В тот день все начиналось неплохо: они решили пойти в старый добрый «Пушкинъ». Он сильно обветшал, но вместе с тем стал как-то уютнее: позолота облезла, вензеля поотбились, а мраморный пол кое-где потрескался. Вышколенных официантов, которых, по легенде, раньше набирали исключительно из студентов актерских вузов, сменили бойкие и живые юноши и девушки попроще. Что осталось неизменным, так это кухня: здесь по-прежнему подавали лучшие в городе миндальные круассаны.
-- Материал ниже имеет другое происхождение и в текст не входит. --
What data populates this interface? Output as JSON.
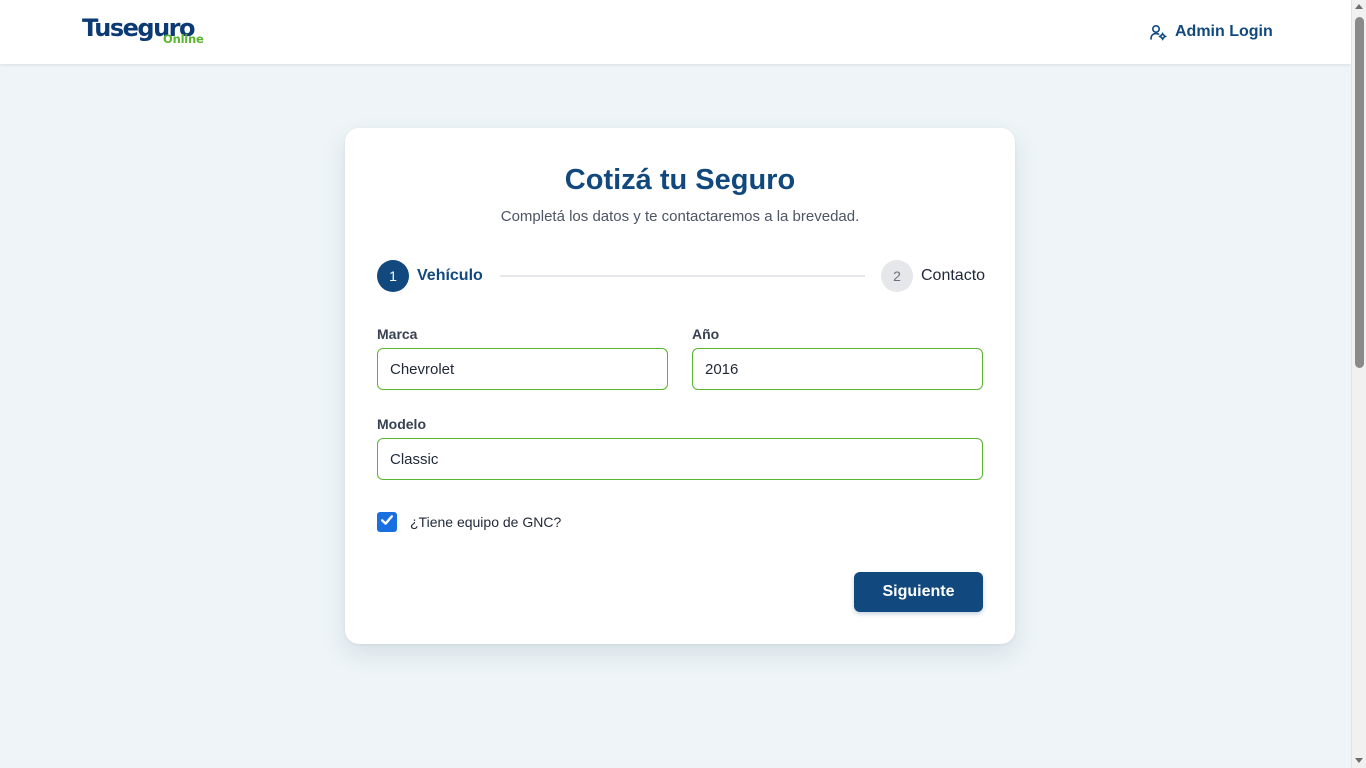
{
  "header": {
    "logo": {
      "main": "Tuseguro",
      "sub": "Online"
    },
    "admin_login": "Admin Login"
  },
  "form": {
    "title": "Cotizá tu Seguro",
    "subtitle": "Completá los datos y te contactaremos a la brevedad.",
    "steps": [
      {
        "number": "1",
        "label": "Vehículo",
        "state": "active"
      },
      {
        "number": "2",
        "label": "Contacto",
        "state": "inactive"
      }
    ],
    "fields": {
      "marca": {
        "label": "Marca",
        "value": "Chevrolet"
      },
      "anio": {
        "label": "Año",
        "value": "2016"
      },
      "modelo": {
        "label": "Modelo",
        "value": "Classic"
      }
    },
    "gnc": {
      "label": "¿Tiene equipo de GNC?",
      "checked": true
    },
    "next_button": "Siguiente"
  },
  "colors": {
    "brand_blue": "#11497e",
    "brand_green": "#5ab52e",
    "checkbox_blue": "#1a6fe0",
    "background": "#eef4f7"
  },
  "icons": {
    "admin": "user-gear-icon",
    "check": "checkmark-icon"
  }
}
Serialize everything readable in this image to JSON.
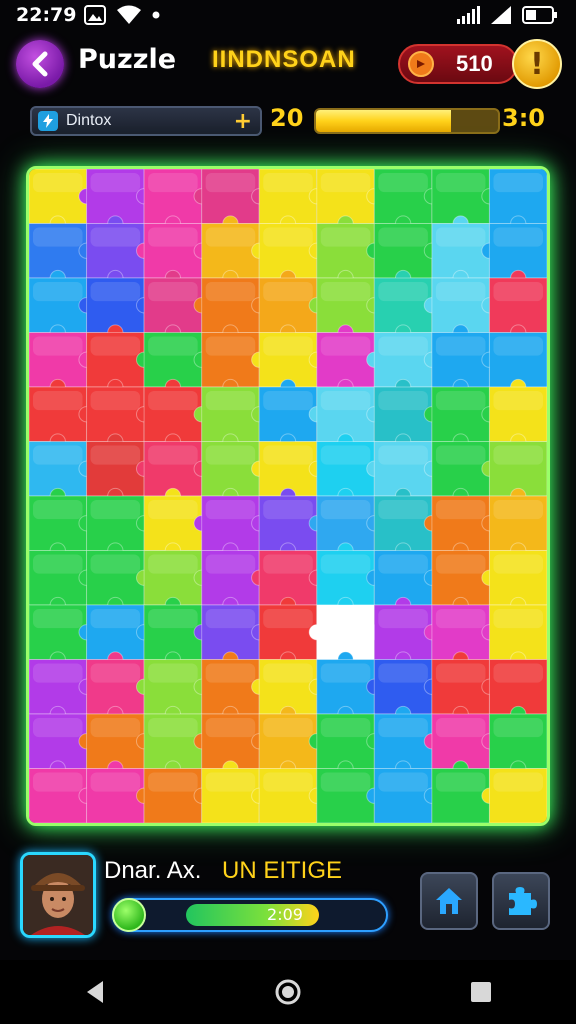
{
  "status_bar": {
    "time": "22:79",
    "icons": [
      "photo-icon",
      "wifi-icon",
      "dot-icon",
      "signal-icon",
      "signal-icon",
      "battery-icon"
    ]
  },
  "header": {
    "title": "Puzzle",
    "level_name": "IINDNSOAN",
    "coins": "510",
    "alert_symbol": "!"
  },
  "sub_bar": {
    "bonus_label": "Dintox",
    "bonus_plus": "+",
    "progress_left": "20",
    "progress_right": "3:0",
    "progress_fraction": 0.74
  },
  "board": {
    "cols": 9,
    "rows": 12,
    "colors": [
      [
        "#f4e21a",
        "#b23be8",
        "#f03aa8",
        "#e23b8a",
        "#f4e21a",
        "#f4e21a",
        "#28d04a",
        "#28d04a",
        "#1ea8f0"
      ],
      [
        "#2f7bf0",
        "#7a4cf0",
        "#f03aa8",
        "#f4b81a",
        "#f4e21a",
        "#8ade3a",
        "#28d04a",
        "#5ad6f0",
        "#1ea8f0"
      ],
      [
        "#1ea8f0",
        "#2f5cf0",
        "#e23b8a",
        "#f07a1a",
        "#f4a81a",
        "#8ade3a",
        "#28d0b0",
        "#5ad6f0",
        "#f03a5a"
      ],
      [
        "#f03aa8",
        "#f03a3a",
        "#28d04a",
        "#f07a1a",
        "#f4e21a",
        "#e23bc8",
        "#5ad6f0",
        "#1ea8f0",
        "#1ea8f0"
      ],
      [
        "#f03a3a",
        "#f03a3a",
        "#f03a3a",
        "#8ade3a",
        "#1ea8f0",
        "#5ad6f0",
        "#28c0c8",
        "#28d04a",
        "#f4e21a"
      ],
      [
        "#2fb8f0",
        "#e23b3a",
        "#f03a6a",
        "#8ade3a",
        "#f4e21a",
        "#1ed0f0",
        "#5ad6f0",
        "#28d04a",
        "#8ade3a"
      ],
      [
        "#28d04a",
        "#28d04a",
        "#f4e21a",
        "#b23be8",
        "#7a4cf0",
        "#2fa8f0",
        "#28c0c8",
        "#f07a1a",
        "#f4b81a"
      ],
      [
        "#28d04a",
        "#28d04a",
        "#8ade3a",
        "#b23be8",
        "#f03a6a",
        "#1ed0f0",
        "#1ea8f0",
        "#f07a1a",
        "#f4e21a"
      ],
      [
        "#28d04a",
        "#1ea8f0",
        "#28d04a",
        "#7a4cf0",
        "#f03a3a",
        "#ffffff",
        "#b23be8",
        "#e23bc8",
        "#f4e21a"
      ],
      [
        "#b23be8",
        "#f03a8a",
        "#8ade3a",
        "#f07a1a",
        "#f4e21a",
        "#1ea8f0",
        "#2f5cf0",
        "#f03a3a",
        "#f03a3a"
      ],
      [
        "#b23be8",
        "#f07a1a",
        "#8ade3a",
        "#f07a1a",
        "#f4b81a",
        "#28d04a",
        "#1ea8f0",
        "#f03aa8",
        "#28d04a"
      ],
      [
        "#f03aa8",
        "#f03aa8",
        "#f07a1a",
        "#f4e21a",
        "#f4e21a",
        "#28d04a",
        "#1ea8f0",
        "#28d04a",
        "#f4e21a"
      ]
    ]
  },
  "player": {
    "name": "Dnar. Ax.",
    "status": "UN EITIGE",
    "bar_text": "2:09",
    "bar_fraction": 0.68
  },
  "tools": {
    "left_icon": "home-icon",
    "right_icon": "puzzle-piece-icon"
  },
  "nav": {
    "icons": [
      "back-triangle-icon",
      "home-circle-icon",
      "recents-square-icon"
    ]
  }
}
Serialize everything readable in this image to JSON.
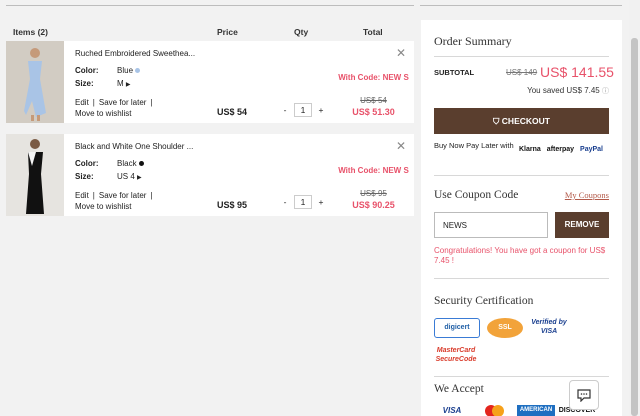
{
  "columns": {
    "items": "Items (2)",
    "price": "Price",
    "qty": "Qty",
    "total": "Total"
  },
  "items": [
    {
      "name": "Ruched Embroidered Sweethea...",
      "color_label": "Color:",
      "color_value": "Blue",
      "size_label": "Size:",
      "size_value": "M",
      "edit": "Edit",
      "save_later": "Save for later",
      "wishlist": "Move to wishlist",
      "price": "US$ 54",
      "qty": "1",
      "code_label": "With Code: NEW S",
      "old_total": "US$ 54",
      "new_total": "US$ 51.30",
      "swatch_color": "#a9c4e6"
    },
    {
      "name": "Black and White One Shoulder ...",
      "color_label": "Color:",
      "color_value": "Black",
      "size_label": "Size:",
      "size_value": "US 4",
      "edit": "Edit",
      "save_later": "Save for later",
      "wishlist": "Move to wishlist",
      "price": "US$ 95",
      "qty": "1",
      "code_label": "With Code: NEW S",
      "old_total": "US$ 95",
      "new_total": "US$ 90.25",
      "swatch_color": "#111111"
    }
  ],
  "summary": {
    "title": "Order Summary",
    "subtotal_label": "SUBTOTAL",
    "subtotal_old": "US$ 149",
    "subtotal_new": "US$ 141.55",
    "saved": "You saved US$ 7.45",
    "checkout": "CHECKOUT",
    "bnpl": "Buy Now Pay Later with",
    "bnpl_logos": [
      "Klarna",
      "afterpay",
      "PayPal"
    ]
  },
  "coupon": {
    "title": "Use Coupon Code",
    "my_coupons": "My Coupons",
    "value": "NEWS",
    "remove": "REMOVE",
    "message": "Congratulations! You have got a coupon for US$ 7.45 !"
  },
  "security": {
    "title": "Security Certification",
    "badges": [
      "digicert",
      "SSL",
      "Verified by VISA",
      "MasterCard SecureCode"
    ]
  },
  "accept": {
    "title": "We Accept",
    "cards": [
      "VISA",
      "MC",
      "AMERICAN",
      "DISCOVER"
    ]
  },
  "colors": {
    "accent": "#e8526a",
    "brand": "#5a3e2e"
  }
}
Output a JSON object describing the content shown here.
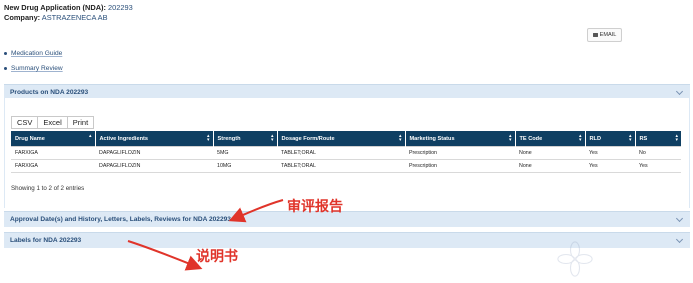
{
  "application": {
    "nda_label": "New Drug Application (NDA):",
    "nda_value": "202293",
    "company_label": "Company:",
    "company_value": "ASTRAZENECA AB"
  },
  "email_button": {
    "label": "EMAIL",
    "icon": "envelope-icon"
  },
  "links": [
    {
      "label": "Medication Guide"
    },
    {
      "label": "Summary Review"
    }
  ],
  "products_panel": {
    "title": "Products on NDA 202293",
    "export_buttons": [
      "CSV",
      "Excel",
      "Print"
    ],
    "columns": [
      "Drug Name",
      "Active Ingredients",
      "Strength",
      "Dosage Form/Route",
      "Marketing Status",
      "TE Code",
      "RLD",
      "RS"
    ],
    "rows": [
      [
        "FARXIGA",
        "DAPAGLIFLOZIN",
        "5MG",
        "TABLET;ORAL",
        "Prescription",
        "None",
        "Yes",
        "No"
      ],
      [
        "FARXIGA",
        "DAPAGLIFLOZIN",
        "10MG",
        "TABLET;ORAL",
        "Prescription",
        "None",
        "Yes",
        "Yes"
      ]
    ],
    "entries_text": "Showing 1 to 2 of 2 entries"
  },
  "approval_panel": {
    "title": "Approval Date(s) and History, Letters, Labels, Reviews for NDA 202293"
  },
  "labels_panel": {
    "title": "Labels for NDA 202293"
  },
  "annotations": {
    "review_report": "审评报告",
    "instructions": "说明书",
    "color": "#e0342a"
  },
  "colors": {
    "panel_header_bg": "#dde9f5",
    "table_header_bg": "#0f3f62",
    "link": "#2a4f7a"
  }
}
Гала помнила, как ребенком буквально рыдала от того, что они были такого небольшого размера и съедались за несколько мгновений – удовольствие мимолетное, как дымка.
– Да, интерьер уже не тот и официанты из приезжих, но здесь все равно неплохо, правда же? – сказал отец, улыбнувшись Гале, когда все сели и сделали заказ.
– Ты прав, папа, я рада, что мы пришли сюда.
– А как иначе, кто же еще тебя знает так хорошо, как мы с мамой, ну?
Гала привлекла внимание официанта.
– Кофе, пожалуйста, сразу. С ликером.
– Ты сегодня здорово выглядишь: все же платья тебе идут куда больше брюк.
– О боже, только не начинай, пожалуйста, акцентировать на этом внимание – я терпеть не могу платья и хотела бы поменьше думать о том, как мне сейчас некомфортно.
– Дорогой, давай поговорим о чем-то другом, а? – спросила мама. Она сильно постаралась по случаю дня рождения дочери и надела все самое лучшее: серьги с зелеными и синими сверкающими кристаллами, шелковое платье в восточном стиле с веточками и соловьями на подоле. Она всегда любила принарядиться и в глубине души страдала от того, что дочь не разделяет с ней этого увлечения. Кому, спрашивается, она передаст свои драгоценные перстни, клатчи, броши?..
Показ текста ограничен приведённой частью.